Growth looks set to increase again in 2016, but there will be challenges
As we begin 2016 the first statistics from the ONS suggest that the construction industry declined in November last year as output was subdued in the latter part of the year. It can, quite rightly, leave many with an interest in the health of the industry slightly perplexed when a short-term trend is highlighted, even though this may be at odds with what the actual situation is on the ground.
Summing up, 2015 appears to have been a year where growth in construction moderated from around 7% in 2014 down to around 4%. That sounds like an industry that is ticking along quite nicely. It is also encouraging that while private housing has been the major driver of growth in recent years, infrastructure contributed significantly to growth last year. That is good news not just for the construction industry but has an economic benefit in other sectors of the economy too. In addition, the pipeline of contracts in infrastructure is stronger than it has been in recent years.

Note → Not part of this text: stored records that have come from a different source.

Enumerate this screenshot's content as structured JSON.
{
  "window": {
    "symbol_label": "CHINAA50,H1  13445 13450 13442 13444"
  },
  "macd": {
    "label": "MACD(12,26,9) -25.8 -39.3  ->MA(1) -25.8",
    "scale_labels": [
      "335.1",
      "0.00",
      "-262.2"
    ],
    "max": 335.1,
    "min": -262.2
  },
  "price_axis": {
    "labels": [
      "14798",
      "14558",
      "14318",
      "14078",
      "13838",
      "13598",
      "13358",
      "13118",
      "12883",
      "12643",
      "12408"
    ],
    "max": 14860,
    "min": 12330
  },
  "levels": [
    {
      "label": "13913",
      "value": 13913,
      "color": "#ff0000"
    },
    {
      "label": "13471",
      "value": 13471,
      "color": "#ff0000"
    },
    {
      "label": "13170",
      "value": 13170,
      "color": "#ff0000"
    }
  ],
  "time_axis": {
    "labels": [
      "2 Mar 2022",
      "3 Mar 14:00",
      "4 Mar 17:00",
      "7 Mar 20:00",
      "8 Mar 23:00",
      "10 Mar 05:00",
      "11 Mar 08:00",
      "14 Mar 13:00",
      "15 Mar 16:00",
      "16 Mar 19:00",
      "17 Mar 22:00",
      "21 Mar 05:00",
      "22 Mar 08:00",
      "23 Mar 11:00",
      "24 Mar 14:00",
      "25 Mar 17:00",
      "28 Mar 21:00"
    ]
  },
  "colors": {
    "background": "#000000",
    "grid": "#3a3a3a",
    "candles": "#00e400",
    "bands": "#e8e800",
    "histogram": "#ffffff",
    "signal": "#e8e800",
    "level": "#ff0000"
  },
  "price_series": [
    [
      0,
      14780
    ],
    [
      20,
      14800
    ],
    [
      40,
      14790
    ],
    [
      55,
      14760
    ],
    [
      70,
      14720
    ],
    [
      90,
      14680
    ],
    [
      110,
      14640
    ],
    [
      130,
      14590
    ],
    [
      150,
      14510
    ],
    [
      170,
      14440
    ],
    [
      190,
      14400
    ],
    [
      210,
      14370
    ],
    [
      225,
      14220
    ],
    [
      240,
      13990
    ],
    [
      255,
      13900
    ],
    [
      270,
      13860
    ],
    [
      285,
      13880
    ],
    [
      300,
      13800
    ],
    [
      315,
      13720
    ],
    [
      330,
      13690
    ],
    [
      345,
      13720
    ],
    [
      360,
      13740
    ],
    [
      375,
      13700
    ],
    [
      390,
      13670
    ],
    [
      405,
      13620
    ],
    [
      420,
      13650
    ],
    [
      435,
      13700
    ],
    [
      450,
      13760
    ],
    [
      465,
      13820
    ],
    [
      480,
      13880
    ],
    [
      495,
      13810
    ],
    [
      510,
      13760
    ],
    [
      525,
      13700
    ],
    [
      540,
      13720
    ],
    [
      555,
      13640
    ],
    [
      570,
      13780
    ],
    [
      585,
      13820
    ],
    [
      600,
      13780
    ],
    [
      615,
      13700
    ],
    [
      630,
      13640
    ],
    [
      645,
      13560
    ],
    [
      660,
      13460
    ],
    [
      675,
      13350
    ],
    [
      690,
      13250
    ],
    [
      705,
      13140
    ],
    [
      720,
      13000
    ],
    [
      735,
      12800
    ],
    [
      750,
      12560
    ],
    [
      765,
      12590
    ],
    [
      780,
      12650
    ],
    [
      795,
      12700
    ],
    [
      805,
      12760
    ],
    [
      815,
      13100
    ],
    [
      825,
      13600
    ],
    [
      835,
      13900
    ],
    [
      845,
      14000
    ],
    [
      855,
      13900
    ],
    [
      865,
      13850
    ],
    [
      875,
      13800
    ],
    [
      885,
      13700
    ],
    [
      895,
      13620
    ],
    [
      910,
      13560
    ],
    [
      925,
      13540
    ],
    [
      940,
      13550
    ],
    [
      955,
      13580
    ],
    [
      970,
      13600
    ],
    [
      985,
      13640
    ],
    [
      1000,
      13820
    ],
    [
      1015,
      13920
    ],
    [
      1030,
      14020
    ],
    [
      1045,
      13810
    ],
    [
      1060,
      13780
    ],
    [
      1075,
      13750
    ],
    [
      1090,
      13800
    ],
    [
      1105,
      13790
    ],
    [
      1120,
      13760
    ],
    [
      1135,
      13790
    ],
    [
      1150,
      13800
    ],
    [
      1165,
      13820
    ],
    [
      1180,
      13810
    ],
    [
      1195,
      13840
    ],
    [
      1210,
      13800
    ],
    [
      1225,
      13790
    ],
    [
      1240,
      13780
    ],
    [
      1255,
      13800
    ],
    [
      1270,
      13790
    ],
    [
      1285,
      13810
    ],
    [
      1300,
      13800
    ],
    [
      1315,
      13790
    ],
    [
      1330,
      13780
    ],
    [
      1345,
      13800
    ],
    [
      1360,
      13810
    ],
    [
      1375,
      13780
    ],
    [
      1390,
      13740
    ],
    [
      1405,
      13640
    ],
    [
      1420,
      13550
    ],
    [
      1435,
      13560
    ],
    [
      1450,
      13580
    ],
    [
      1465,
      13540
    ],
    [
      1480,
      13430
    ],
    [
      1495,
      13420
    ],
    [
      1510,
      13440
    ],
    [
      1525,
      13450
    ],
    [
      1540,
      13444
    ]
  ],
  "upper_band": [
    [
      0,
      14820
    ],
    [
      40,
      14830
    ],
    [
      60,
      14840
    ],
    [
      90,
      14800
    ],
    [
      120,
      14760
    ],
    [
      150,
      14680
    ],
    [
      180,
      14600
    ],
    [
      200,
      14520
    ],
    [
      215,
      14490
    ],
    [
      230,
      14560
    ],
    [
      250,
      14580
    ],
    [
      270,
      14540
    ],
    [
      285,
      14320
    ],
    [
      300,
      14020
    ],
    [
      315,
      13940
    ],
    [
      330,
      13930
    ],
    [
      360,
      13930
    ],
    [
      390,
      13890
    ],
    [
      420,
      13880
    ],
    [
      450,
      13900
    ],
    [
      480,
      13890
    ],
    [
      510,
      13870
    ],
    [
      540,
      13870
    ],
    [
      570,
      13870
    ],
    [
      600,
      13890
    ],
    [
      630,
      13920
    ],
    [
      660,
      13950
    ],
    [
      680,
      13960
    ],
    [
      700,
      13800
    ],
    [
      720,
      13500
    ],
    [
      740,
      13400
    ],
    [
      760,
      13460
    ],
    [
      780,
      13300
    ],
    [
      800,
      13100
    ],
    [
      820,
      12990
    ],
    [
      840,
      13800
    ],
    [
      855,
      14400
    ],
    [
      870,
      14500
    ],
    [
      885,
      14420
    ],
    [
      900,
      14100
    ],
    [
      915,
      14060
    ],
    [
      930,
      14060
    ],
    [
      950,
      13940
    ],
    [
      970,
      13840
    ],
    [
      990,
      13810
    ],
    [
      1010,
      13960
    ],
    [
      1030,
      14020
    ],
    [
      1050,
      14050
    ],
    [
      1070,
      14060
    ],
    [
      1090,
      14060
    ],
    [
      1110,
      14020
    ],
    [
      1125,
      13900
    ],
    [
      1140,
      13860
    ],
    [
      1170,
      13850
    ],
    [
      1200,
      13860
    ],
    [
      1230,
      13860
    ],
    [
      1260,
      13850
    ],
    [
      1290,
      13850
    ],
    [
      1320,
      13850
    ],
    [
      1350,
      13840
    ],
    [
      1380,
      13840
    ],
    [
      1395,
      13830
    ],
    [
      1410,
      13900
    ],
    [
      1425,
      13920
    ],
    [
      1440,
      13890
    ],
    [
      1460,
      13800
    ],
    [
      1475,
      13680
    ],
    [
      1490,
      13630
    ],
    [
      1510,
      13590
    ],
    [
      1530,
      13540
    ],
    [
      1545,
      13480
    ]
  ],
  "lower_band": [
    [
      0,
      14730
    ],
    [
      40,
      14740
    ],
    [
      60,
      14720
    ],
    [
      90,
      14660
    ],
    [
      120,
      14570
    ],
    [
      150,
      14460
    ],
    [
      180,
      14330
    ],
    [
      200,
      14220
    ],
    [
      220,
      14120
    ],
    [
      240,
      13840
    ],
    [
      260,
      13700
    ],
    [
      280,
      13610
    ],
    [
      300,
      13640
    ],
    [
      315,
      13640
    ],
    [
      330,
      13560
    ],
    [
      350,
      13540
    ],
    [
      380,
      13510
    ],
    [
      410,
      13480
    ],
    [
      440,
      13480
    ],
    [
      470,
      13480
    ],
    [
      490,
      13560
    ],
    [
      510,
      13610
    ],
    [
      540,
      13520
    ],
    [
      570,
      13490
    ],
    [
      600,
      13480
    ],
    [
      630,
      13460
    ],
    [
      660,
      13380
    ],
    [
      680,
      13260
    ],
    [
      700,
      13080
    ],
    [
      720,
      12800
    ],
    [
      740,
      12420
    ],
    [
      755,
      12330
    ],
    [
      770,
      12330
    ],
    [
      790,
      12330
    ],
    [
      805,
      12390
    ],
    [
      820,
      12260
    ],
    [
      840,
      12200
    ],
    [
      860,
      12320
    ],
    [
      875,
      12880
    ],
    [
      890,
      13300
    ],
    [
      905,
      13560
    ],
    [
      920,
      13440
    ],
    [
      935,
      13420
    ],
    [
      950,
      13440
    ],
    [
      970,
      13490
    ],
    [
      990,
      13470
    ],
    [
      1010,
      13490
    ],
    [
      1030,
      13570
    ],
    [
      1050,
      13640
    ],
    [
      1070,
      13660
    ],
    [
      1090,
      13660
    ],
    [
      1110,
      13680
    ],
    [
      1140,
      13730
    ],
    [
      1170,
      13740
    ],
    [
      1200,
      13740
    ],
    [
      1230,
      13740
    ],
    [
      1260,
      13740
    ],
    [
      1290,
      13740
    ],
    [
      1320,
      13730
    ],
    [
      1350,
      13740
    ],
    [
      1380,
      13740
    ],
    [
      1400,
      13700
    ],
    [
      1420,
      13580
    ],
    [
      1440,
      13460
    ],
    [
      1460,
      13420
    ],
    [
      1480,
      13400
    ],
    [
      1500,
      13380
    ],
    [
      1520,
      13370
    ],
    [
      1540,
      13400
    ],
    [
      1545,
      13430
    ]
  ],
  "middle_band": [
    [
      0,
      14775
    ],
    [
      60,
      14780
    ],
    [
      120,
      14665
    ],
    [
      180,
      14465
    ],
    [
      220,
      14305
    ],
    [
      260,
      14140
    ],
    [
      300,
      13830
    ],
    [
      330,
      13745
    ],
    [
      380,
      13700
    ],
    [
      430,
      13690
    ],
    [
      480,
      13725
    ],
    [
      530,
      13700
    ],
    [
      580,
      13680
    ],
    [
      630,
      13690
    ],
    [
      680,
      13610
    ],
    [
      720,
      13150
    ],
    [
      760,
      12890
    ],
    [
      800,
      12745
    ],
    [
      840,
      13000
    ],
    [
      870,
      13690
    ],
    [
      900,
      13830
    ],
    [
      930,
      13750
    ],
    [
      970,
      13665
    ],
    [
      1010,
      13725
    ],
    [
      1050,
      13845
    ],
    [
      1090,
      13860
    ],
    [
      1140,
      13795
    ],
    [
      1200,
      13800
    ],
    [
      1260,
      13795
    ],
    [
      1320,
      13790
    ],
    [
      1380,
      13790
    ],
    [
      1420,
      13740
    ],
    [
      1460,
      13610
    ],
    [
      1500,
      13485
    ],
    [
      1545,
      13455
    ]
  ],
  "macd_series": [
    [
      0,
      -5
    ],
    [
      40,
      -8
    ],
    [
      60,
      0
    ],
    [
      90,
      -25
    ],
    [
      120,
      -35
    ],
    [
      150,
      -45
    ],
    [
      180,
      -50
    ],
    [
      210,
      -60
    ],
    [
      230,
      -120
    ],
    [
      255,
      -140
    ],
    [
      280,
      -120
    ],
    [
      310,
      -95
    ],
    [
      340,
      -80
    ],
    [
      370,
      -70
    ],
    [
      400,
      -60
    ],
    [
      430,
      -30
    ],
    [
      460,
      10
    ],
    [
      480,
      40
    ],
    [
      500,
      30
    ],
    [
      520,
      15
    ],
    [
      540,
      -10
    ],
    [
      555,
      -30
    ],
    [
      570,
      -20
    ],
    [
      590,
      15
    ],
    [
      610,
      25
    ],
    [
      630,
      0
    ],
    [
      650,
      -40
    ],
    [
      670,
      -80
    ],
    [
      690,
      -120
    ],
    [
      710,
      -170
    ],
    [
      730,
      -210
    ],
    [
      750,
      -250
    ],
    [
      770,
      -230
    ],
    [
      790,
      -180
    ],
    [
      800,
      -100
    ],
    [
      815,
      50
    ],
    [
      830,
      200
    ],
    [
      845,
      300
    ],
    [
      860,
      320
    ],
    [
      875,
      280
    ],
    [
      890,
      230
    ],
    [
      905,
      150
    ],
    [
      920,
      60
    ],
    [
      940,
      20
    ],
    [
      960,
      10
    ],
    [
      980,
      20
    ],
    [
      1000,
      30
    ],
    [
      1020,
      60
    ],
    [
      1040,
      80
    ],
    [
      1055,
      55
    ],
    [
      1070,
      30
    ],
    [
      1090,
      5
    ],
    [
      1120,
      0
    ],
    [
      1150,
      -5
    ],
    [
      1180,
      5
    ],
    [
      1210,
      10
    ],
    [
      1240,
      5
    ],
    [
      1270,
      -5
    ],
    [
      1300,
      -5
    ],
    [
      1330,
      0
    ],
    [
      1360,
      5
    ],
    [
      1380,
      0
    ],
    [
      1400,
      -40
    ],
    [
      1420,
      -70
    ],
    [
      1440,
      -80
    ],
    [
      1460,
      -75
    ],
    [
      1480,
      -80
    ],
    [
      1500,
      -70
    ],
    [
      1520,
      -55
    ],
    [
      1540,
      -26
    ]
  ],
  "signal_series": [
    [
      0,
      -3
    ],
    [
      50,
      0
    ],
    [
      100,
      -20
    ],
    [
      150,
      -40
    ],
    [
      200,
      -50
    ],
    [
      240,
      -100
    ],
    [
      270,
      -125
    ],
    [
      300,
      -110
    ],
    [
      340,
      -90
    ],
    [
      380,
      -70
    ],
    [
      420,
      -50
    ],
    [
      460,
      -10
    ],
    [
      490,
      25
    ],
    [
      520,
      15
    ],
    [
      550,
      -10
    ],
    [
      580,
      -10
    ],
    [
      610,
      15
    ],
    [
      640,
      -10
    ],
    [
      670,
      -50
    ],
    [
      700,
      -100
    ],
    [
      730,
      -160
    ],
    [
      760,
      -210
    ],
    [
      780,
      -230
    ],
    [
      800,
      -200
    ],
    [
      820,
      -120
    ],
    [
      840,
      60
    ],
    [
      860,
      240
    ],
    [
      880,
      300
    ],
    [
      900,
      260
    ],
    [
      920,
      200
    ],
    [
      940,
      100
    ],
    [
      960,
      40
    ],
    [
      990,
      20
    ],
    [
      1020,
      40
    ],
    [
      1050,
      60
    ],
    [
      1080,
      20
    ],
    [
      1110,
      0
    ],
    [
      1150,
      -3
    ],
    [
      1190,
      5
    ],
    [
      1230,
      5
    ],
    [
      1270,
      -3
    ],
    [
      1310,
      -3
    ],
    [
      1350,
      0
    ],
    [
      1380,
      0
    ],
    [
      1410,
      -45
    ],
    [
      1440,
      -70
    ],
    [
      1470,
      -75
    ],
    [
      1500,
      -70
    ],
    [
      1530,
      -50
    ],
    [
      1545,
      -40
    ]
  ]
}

The challenges in 2016 are most likely to come more from the supply side, with labour shortages in particular a concern for many in the industry
With the Thames Tideway Tunnel set to begin its main work phase next year and a series of London Underground capital works to take place, growth looks set to increase again. Private housing also remains strong with plenty of government-backed incentives set to boost new home construction this year. The downside risks on the demand side remain a comparatively smaller growth rate in the commercial sector with retail activity particularly subdued.
The challenges in 2016 are most likely to come more from the supply side, with labour shortages in particular a concern for many in the industry. This is not an easy situation to manage as it is not necessarily a case of simply attracting more workers; a career in construction has to be an attractive and secure option for people. Boosting apprenticeships is obviously important but support throughout a career is needed and in times where demand declines, as it inevitably will, continued support will be necessary. A comprehensive approach to fixing the supply side issues could be the difference between growth of 4% or 8% in 2016 and beyond.